Superscalar, VLIW, OoO Flashcards
What are the 3 types of multiple-issue processors?
Statically-scheduled
dynamically-scheduled
VLIW
What is the goal of Multipe-issue processors?
Achieve a CPI < 1
What is a statically-scheduled superscalar processor?
In-order execution
Multiple issues of instructions
What is a dynamically-scheduled superscalar processor?
OoO-execution
Multiple number of instructions scheduled
What is a Very long instruction word processor?
In-order execution
Fixed number of instructions issued.
What is a superscalar architecture
Several instructions issued simultaneously and executed independently.
Pipelining enables parallel execution across different stages.
Superscalar enables parallel execution within the same stage.
What components do we need to add to enable multiple issuing of instructions?
One way is to duplicate the pipeline, in essens this gives a multi-core system.
Both pipelines must fetch from the same instruction cache, and write to the same data-caches.
PC must be synchronised across cores (PC, PC + 1).
Share register file.
Implement forwarding across cores.
More complex hazard detection across pipelines.
What is the downside of duplicating the pipeline to achieve multi-issuing of instructions?
Much added complexity in the implementation
What does a 3-issue superscalar processor consist of?
Multiple fetch-, and decode units.
Instructions share the functional units (EX stage). There are multiple FUs with different purposes (INT, FP, BRANCH, etc.)

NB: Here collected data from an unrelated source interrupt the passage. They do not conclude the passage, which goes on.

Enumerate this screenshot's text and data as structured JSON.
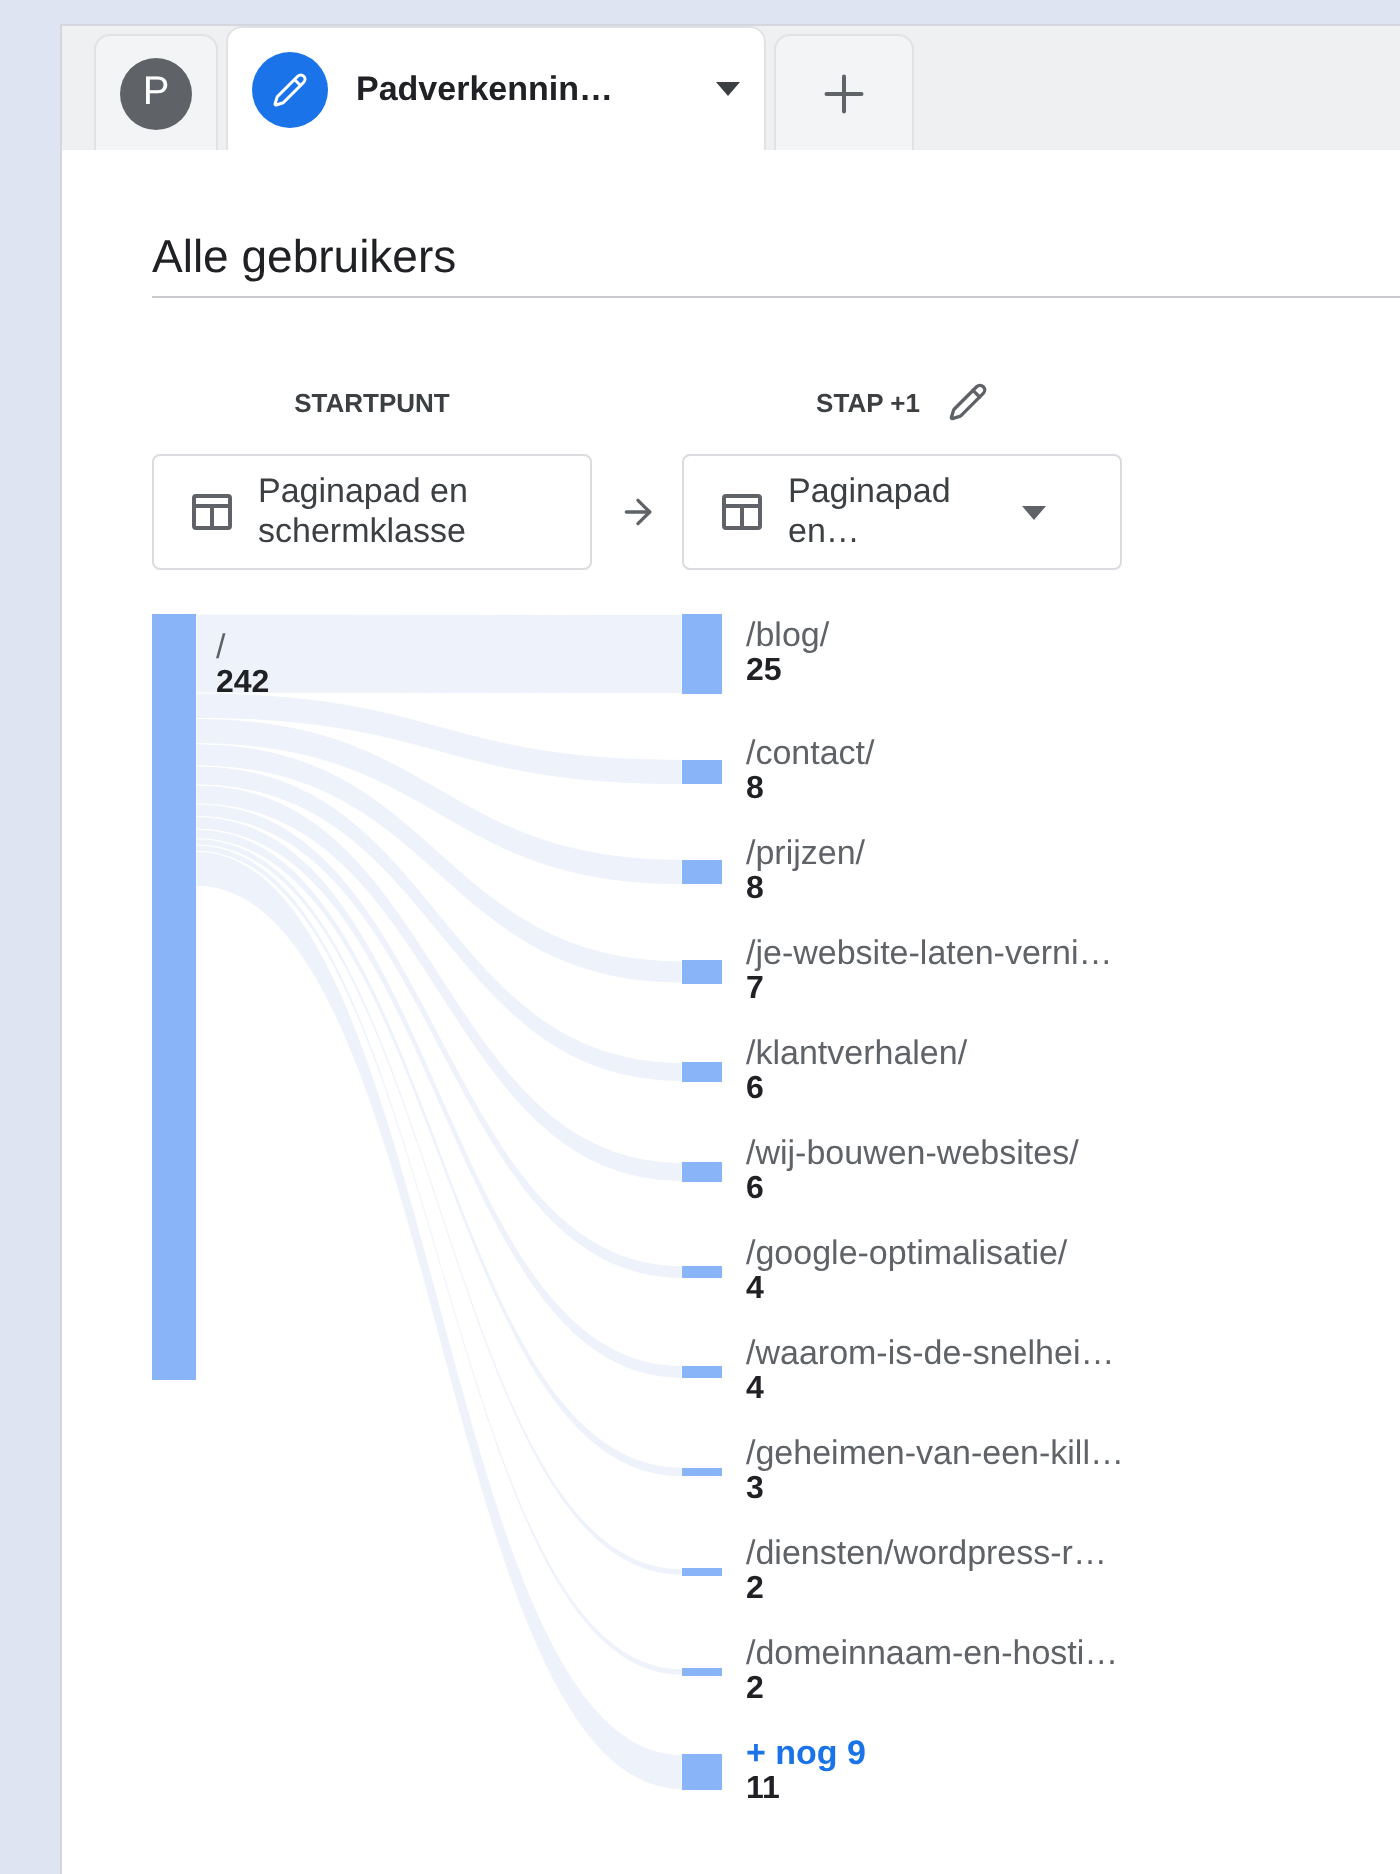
{
  "tabs": [
    {
      "kind": "avatar",
      "label": "P",
      "selected": false
    },
    {
      "kind": "exploration",
      "label": "Padverkennin…",
      "selected": true
    },
    {
      "kind": "add",
      "selected": false
    }
  ],
  "segment": "Alle gebruikers",
  "steps": [
    {
      "heading": "STARTPUNT",
      "dimension": "Paginapad en schermklasse",
      "editable": false,
      "dropdown": false
    },
    {
      "heading": "STAP +1",
      "dimension": "Paginapad en…",
      "editable": true,
      "dropdown": true
    }
  ],
  "start": {
    "label": "/",
    "value": "242"
  },
  "targets": [
    {
      "kind": "page",
      "label": "/blog/",
      "value": "25"
    },
    {
      "kind": "page",
      "label": "/contact/",
      "value": "8"
    },
    {
      "kind": "page",
      "label": "/prijzen/",
      "value": "8"
    },
    {
      "kind": "page",
      "label": "/je-website-laten-verni…",
      "value": "7"
    },
    {
      "kind": "page",
      "label": "/klantverhalen/",
      "value": "6"
    },
    {
      "kind": "page",
      "label": "/wij-bouwen-websites/",
      "value": "6"
    },
    {
      "kind": "page",
      "label": "/google-optimalisatie/",
      "value": "4"
    },
    {
      "kind": "page",
      "label": "/waarom-is-de-snelhei…",
      "value": "4"
    },
    {
      "kind": "page",
      "label": "/geheimen-van-een-kill…",
      "value": "3"
    },
    {
      "kind": "page",
      "label": "/diensten/wordpress-r…",
      "value": "2"
    },
    {
      "kind": "page",
      "label": "/domeinnaam-en-hosti…",
      "value": "2"
    },
    {
      "kind": "more",
      "label": "+ nog 9",
      "value": "11"
    }
  ]
}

Multiple MEM- and WB-stage. Might not want to duplicate MEM stage to all instructions, to avoid many ports to the caches.
CPU decides what instructions can be executed in parallel. Because of this, needs extra logic to see if an instruction actually can be executed in parallel.
What does a VLIW consist of?
Only one instruction is fetched at a time, however this instruction has an an explicit encoding for allowing multiple instructions.
A VLIW instruction format defines the different types of instructions that can be executed in parallel.
The instruction format consist of a field for:
FP ADD instruction, FP MUL instruction, INT ALU, Branch and ld/sw.
Compiler takes care of detecting independent instructions.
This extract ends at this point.